"Kasus perusakan, melihat dari mereka saja sebenarnya. Melihat dari pelapor. (Artinya) Kalau misalnya mau lanjut terus, saya pikir itu hak mereka. Karena mereka yang melapor kan. Kalau saya sih, sejak awal 'oke saya merusak, kena pasal 406, bisa pasal 407', saya perusak. Selesai. Kalau negara hukum kan seperti itu, saya perusak, oke saya salah," ungkapnya.
Kapolres Timor Tengah Utara AKBP Nelson Filipe Diaz Quintas mengatakan kasus tersebut masih diproses. Dia mengatakan jika kasus tersebut ingin diselesaikan damai, harus ada pernyataan tertulis dari kedua pihak.
SCROLL TO CONTINUE WITH CONTENT
"Umpamanya mereka iktikad baik untuk damai, kita tidak masuk ke dalam. Itu antara mereka saja. Kalau nanti mereka buat damai, buat secara tertulis," kata AKBP Nelson saat dihubungi, Rabu (22/7).
Soal peluang penyelesaian kasus secara kekeluargaan disampaikan pihak Keuskupan Atambua lewat situs resminya. Pernyataan ini disampaikan bersamaan dengan klarifikasi yang disampaikan Ketua Komisi Keadilan dan Perdamaian Keuskupan Atambua (KA), Romo Paulus Nahak I, Pr, dan Vicaris Yudicial (Vicyud) Keuskupan Atambua, Romo Mateus da Cruz.
Ada empat poin yang disampaikan pihak Keuskupan Atambua terkait kasus ini.
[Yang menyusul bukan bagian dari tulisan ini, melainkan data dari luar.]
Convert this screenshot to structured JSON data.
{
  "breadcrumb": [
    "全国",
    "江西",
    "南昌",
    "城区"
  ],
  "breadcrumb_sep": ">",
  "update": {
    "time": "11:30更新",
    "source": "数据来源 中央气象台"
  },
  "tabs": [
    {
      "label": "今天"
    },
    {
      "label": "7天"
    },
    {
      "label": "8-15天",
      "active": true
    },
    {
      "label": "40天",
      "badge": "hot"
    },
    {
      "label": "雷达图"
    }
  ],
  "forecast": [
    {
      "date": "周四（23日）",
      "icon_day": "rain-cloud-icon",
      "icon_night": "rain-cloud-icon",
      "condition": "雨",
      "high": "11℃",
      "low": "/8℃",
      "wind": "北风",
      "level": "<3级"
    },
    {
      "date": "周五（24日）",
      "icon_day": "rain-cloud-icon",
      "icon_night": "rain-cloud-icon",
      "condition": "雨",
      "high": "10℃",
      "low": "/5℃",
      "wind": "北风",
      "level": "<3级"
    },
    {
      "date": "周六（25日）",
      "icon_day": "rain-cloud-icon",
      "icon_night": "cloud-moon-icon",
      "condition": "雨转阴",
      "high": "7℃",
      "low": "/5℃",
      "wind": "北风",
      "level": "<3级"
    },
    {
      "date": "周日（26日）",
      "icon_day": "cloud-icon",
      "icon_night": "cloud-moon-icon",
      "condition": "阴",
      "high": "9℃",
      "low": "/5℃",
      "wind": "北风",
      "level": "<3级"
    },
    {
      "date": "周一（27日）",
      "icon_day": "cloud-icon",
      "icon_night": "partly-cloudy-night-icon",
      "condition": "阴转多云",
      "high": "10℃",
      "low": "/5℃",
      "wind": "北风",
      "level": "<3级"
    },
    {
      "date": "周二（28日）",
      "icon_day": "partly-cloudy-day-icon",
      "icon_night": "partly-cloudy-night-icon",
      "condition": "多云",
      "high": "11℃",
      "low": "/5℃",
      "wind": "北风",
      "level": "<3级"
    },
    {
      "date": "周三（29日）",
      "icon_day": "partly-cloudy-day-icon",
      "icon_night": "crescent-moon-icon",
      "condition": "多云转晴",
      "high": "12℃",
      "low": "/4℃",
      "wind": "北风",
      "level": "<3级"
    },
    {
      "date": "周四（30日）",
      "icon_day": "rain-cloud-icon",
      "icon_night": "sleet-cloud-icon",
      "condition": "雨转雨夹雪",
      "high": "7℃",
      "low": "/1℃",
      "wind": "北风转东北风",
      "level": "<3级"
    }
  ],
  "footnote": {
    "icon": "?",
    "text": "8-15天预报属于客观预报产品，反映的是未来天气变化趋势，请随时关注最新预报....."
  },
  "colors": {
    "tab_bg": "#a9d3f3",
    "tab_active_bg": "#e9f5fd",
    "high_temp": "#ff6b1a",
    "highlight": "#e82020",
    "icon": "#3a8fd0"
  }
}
Dua poin pertama yang disampaikan ialah mengenai sosok pastor yang dikritik oleh Felix. Poin lainnya, pihak Keuskupan Atambua membuka peluang kasus yang sedang dihadapi Felix diselesaikan lewat jalur kekeluargaan.
"Bahwa proses hukum pidana yang baru dimulai terhadap Felix Nesi dan segala permasalahannya dapat diselesaikan secara kekeluargaan, dengan prinsip keterbukaan hati untuk mengungkap kebenaran demi mencapai keadilan dan perdamaian," demikian bunyi klarifikasi pihak Keuskupan Atambua seperti dilihat detikcom dari situs resminya, Rabu (8/7).
Diketahui, Felix dilaporkan ke polisi karena melakukan perusakan di rumah pastoran yang terjadi pada Jumat (3/7) malam. Felix telah ditetapkan sebagai tersangka. Dia tidak ditahan, melainkan dikenai wajib lapor.